In November 2023, the FASB issued ASU No. 2023-07, "Segment Reporting (Topic 280): Improvements to Reportable Segment Disclosures," which requires improvement on reportable segment disclosure requirements, primarily through enhanced disclosures about significant segment expenses. The standard was effective for fiscal year beginning after December 15, 2023, and requires application on a retrospective basis, and for interim periods within fiscal year beginning after December 15, 2024. We adopted this standard during the fourth quarter of fiscal year ended December 31, 2024, and disclosed the significant segment expense categories that are regularly provided to the CODM on an annual basis, as well as disclosing how segment measures of profit or loss are used by the CODM. The adoption of this standard only affected our disclosures, with no impact on our consolidated financial statements.
Recently Accounting Pronouncements - Not Yet Adopted
From time to time, new accounting standards are issued by the FASB or other standard-setting bodies, and are adopted by the Company as of the specified accounting date. Unless disclosed below, there are no issued standards not yet effective that are deemed applicable to the Company's consolidated financial statements.
In December 2023, the FASB issued ASU No. 2023-09, "Income Taxes (Topic 740): Improvements to Income Tax Disclosure," which requires public entities, on an annual basis, (1) disclose specific categories in the rate reconciliation, and (2) provide additional information for reconciling items that meet a quantitative threshold (if the effect of those reconciling items is equal to or greater than 5% of the amount computed by multiplying pretax income/(loss) by the applicable statutory income tax rate). This ASU will be effective, for public entities, for fiscal years beginning after December 15, 2024, with early adoption permitted. We are currently assessing the impact of the adoption of this ASU on our consolidated financial position, results of operations, and cash flows.

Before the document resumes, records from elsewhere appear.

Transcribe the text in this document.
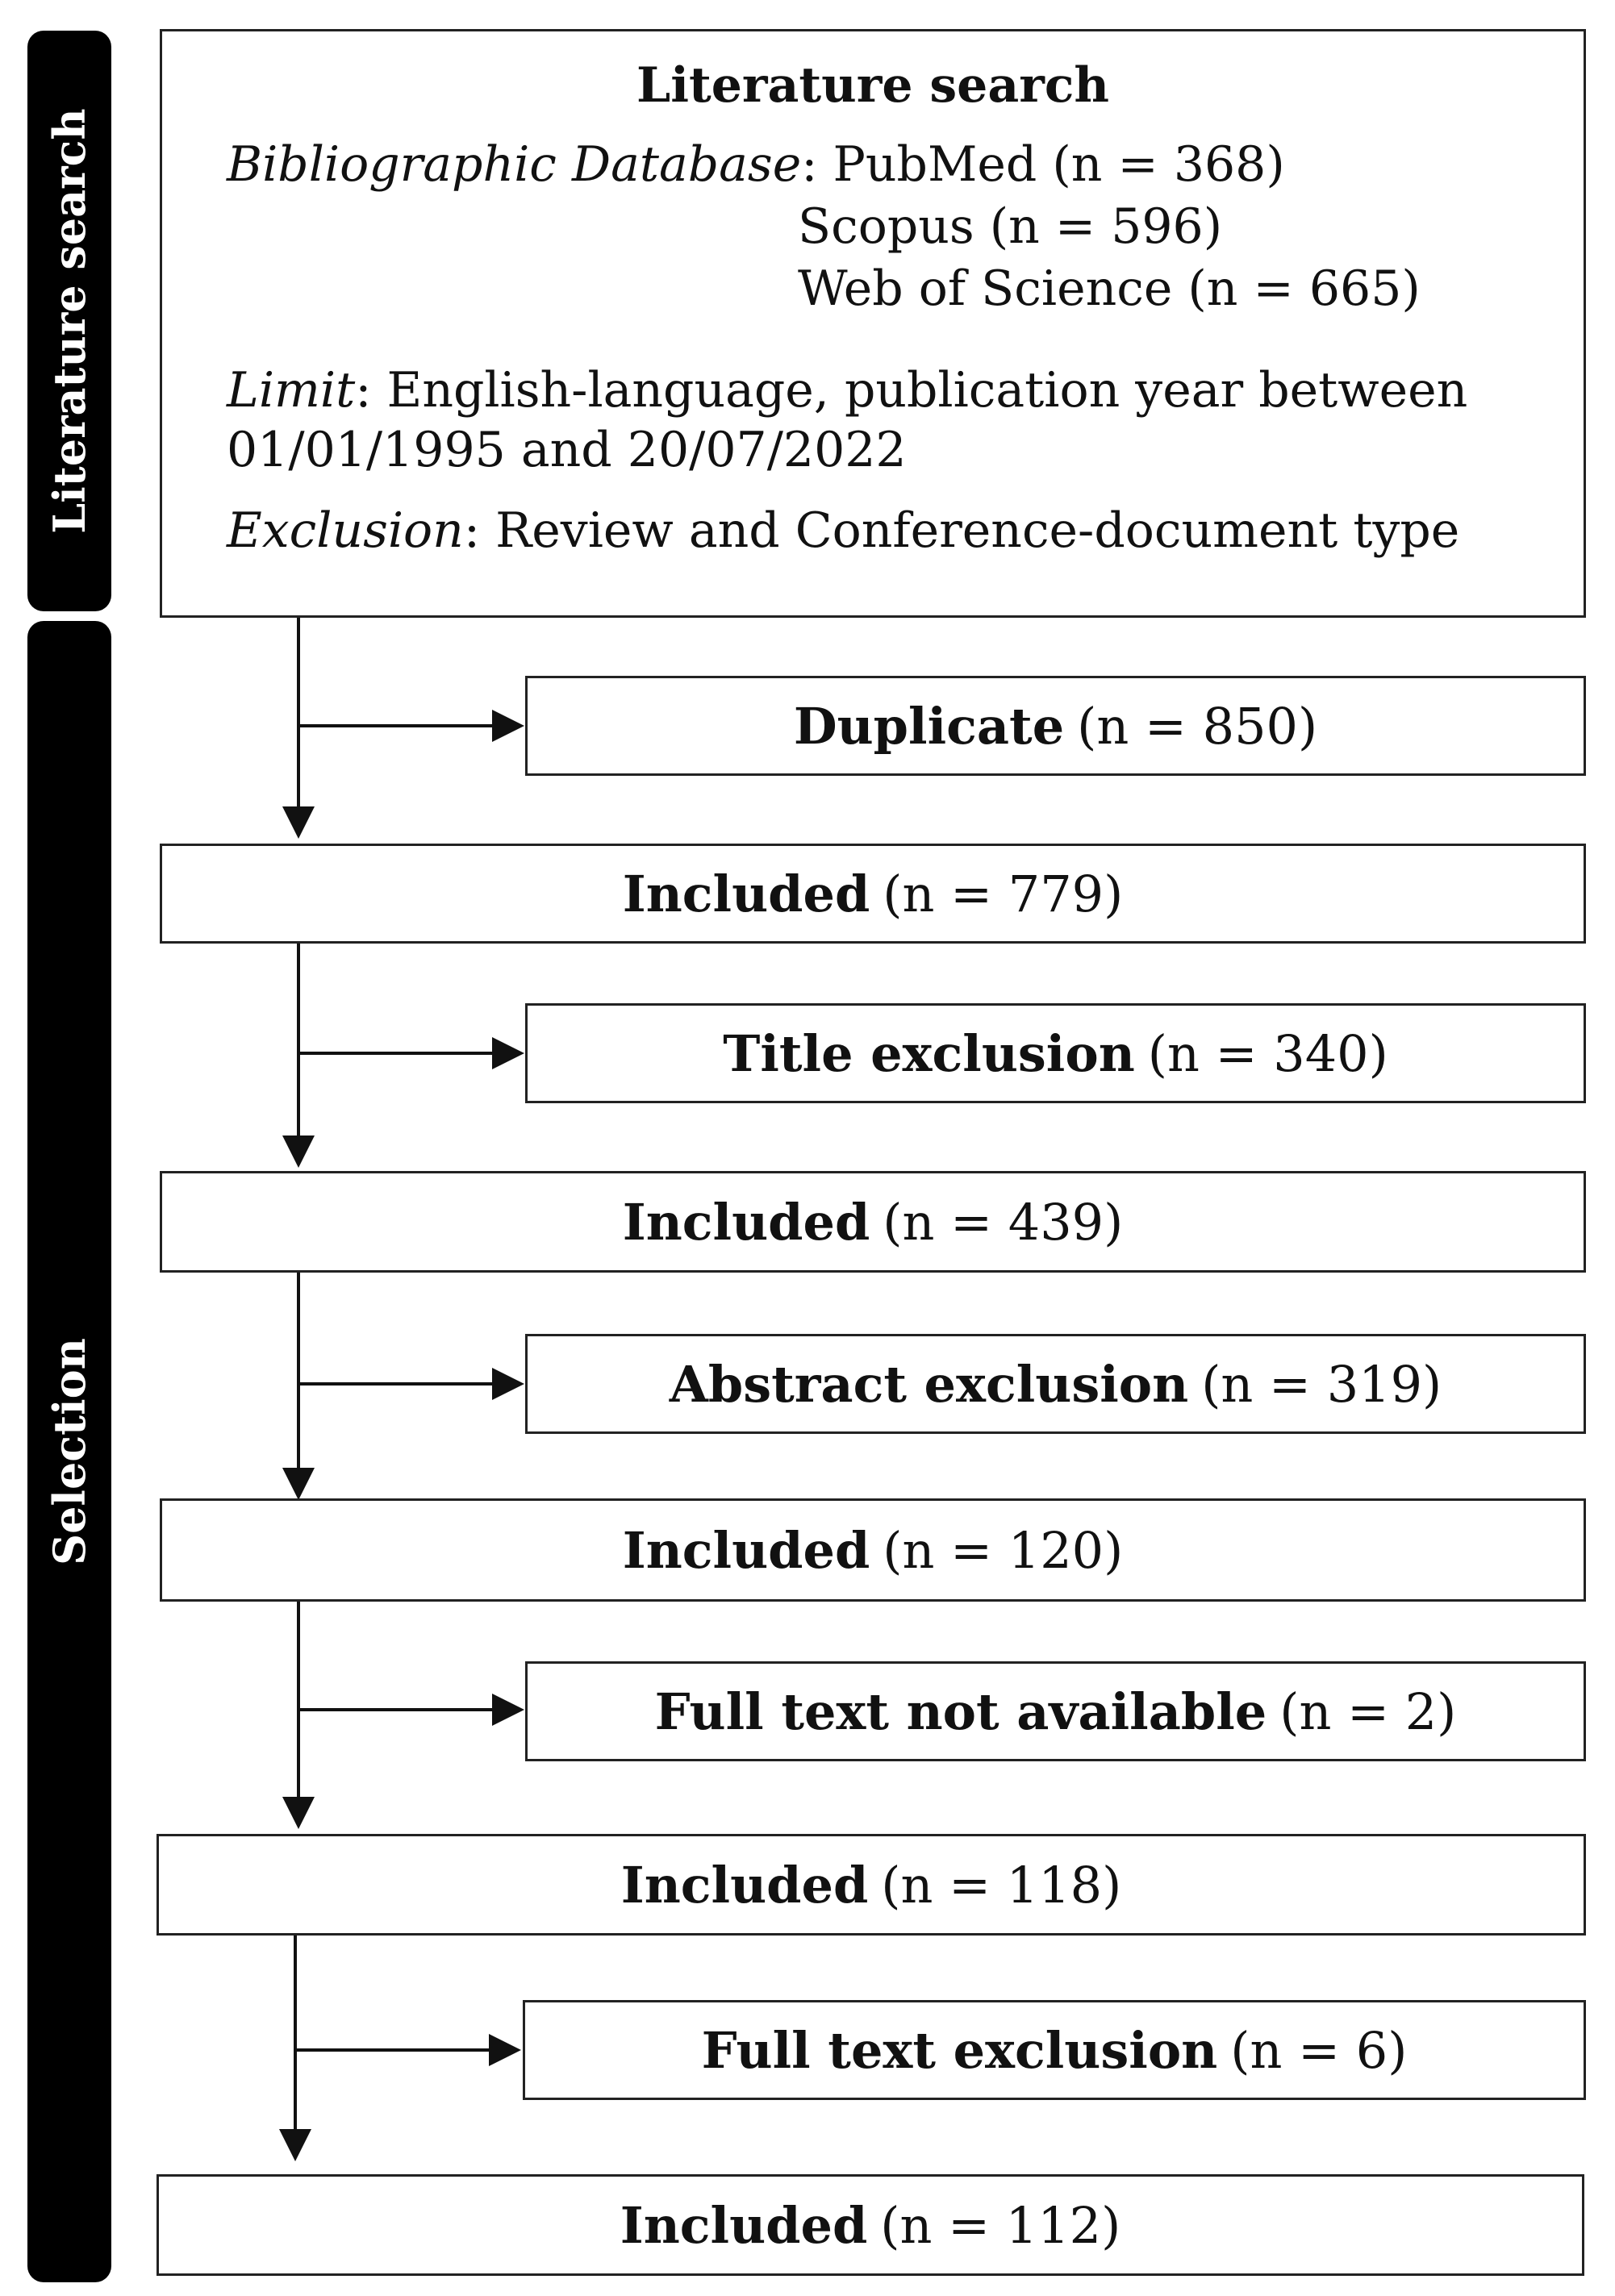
Literature search
Selection
Literature search
Bibliographic Database: PubMed (n = 368)
Scopus (n = 596)
Web of Science (n = 665)
Limit: English-language, publication year between
01/01/1995 and 20/07/2022
Exclusion: Review and Conference-document type
Duplicate (n = 850)
Title exclusion (n = 340)
Abstract exclusion (n = 319)
Full text not available (n = 2)
Full text exclusion (n = 6)
Included (n = 779)
Included (n = 439)
Included (n = 120)
Included (n = 118)
Included (n = 112)
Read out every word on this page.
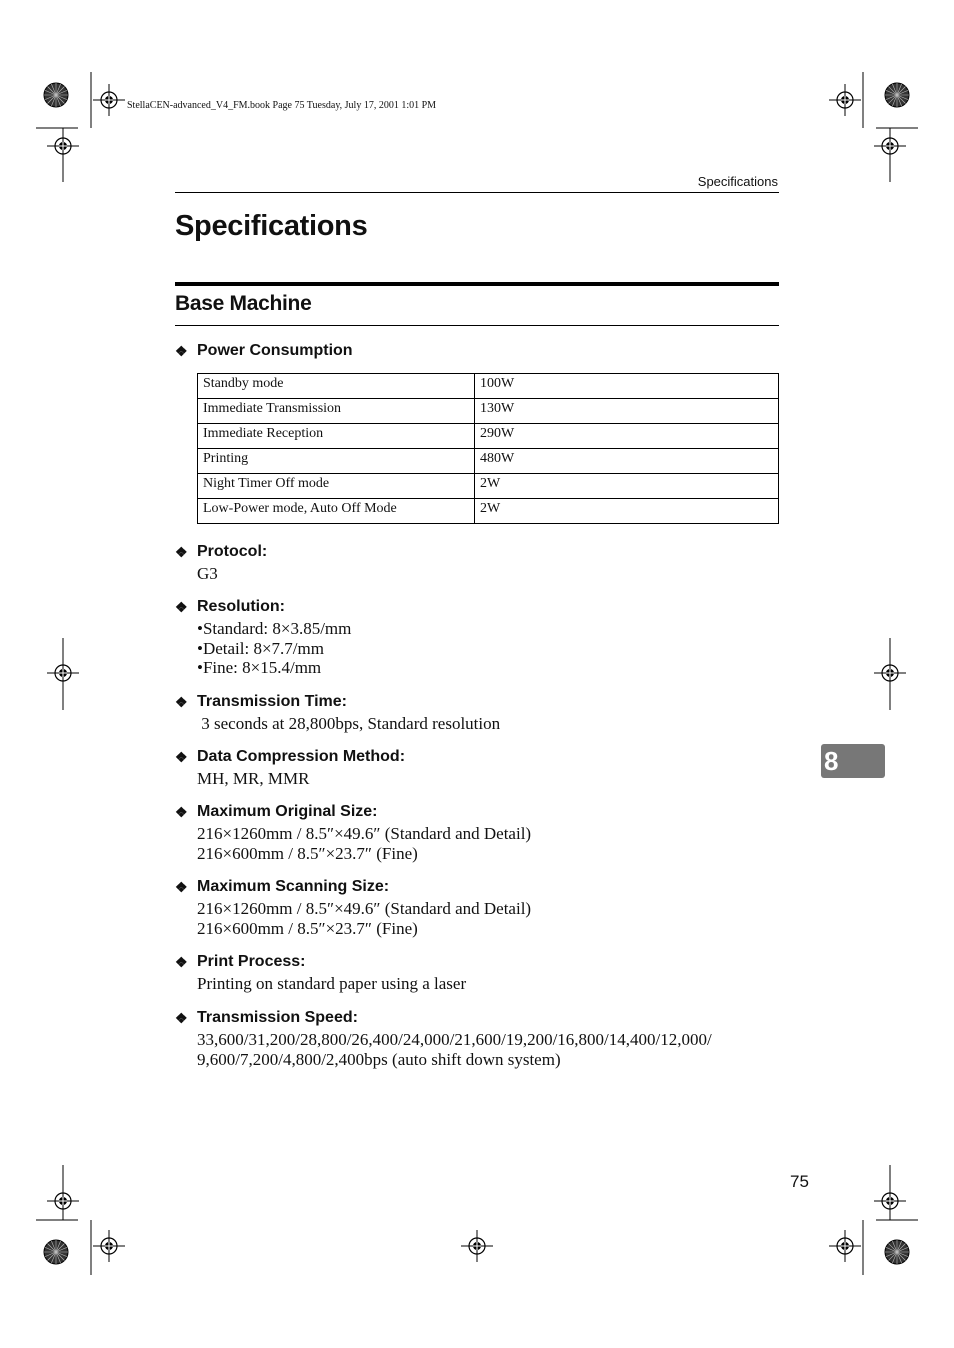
StellaCEN-advanced_V4_FM.book Page 75 Tuesday, July 17, 2001 1:01 PM
Specifications
Specifications
Base Machine
❖ Power Consumption
Standby mode	100W
Immediate Transmission	130W
Immediate Reception	290W
Printing	480W
Night Timer Off mode	2W
Low-Power mode, Auto Off Mode	2W
❖ Protocol:
G3
❖ Resolution:
•Standard: 8×3.85/mm
•Detail: 8×7.7/mm
•Fine: 8×15.4/mm
❖ Transmission Time:
3 seconds at 28,800bps, Standard resolution
❖ Data Compression Method:
MH, MR, MMR
❖ Maximum Original Size:
216×1260mm / 8.5″×49.6″ (Standard and Detail)
216×600mm / 8.5″×23.7″ (Fine)
❖ Maximum Scanning Size:
216×1260mm / 8.5″×49.6″ (Standard and Detail)
216×600mm / 8.5″×23.7″ (Fine)
❖ Print Process:
Printing on standard paper using a laser
❖ Transmission Speed:
33,600/31,200/28,800/26,400/24,000/21,600/19,200/16,800/14,400/12,000/
9,600/7,200/4,800/2,400bps (auto shift down system)
8
75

In November 2024, the FASB issued ASU 2024-03, "Income Statement – Reporting Comprehensive Income – Expense Disaggregation Disclosures (Topic 220): Disaggregation of Income Statement Expenses." This standard requires additional disclosure of certain amounts included in the expense captions presented on the statement of operations, as well as disclosures about selling expenses. The ASU is effective on a prospective basis, with the option for retrospective application. All public business entities are required to adopt the guidance in annual reporting periods beginning after December 15, 2026, and interim reporting periods beginning after December 15, 2027, with early adoption permitted. We are in the process of assessing the impact of the adoption of this ASU on our consolidated financial statements.
Revenue Recognition
Contract Balances
The timing of revenue recognition may differ from the timing of billing and cash receipts from customers. Amounts are invoiced as work progresses, either at periodic intervals or upon achievement of contractual milestones. We record a contract asset when revenue is recognized prior to invoicing, or a contract liability when cash is received in advance or when milestone payments from customers exceed revenue earned to date.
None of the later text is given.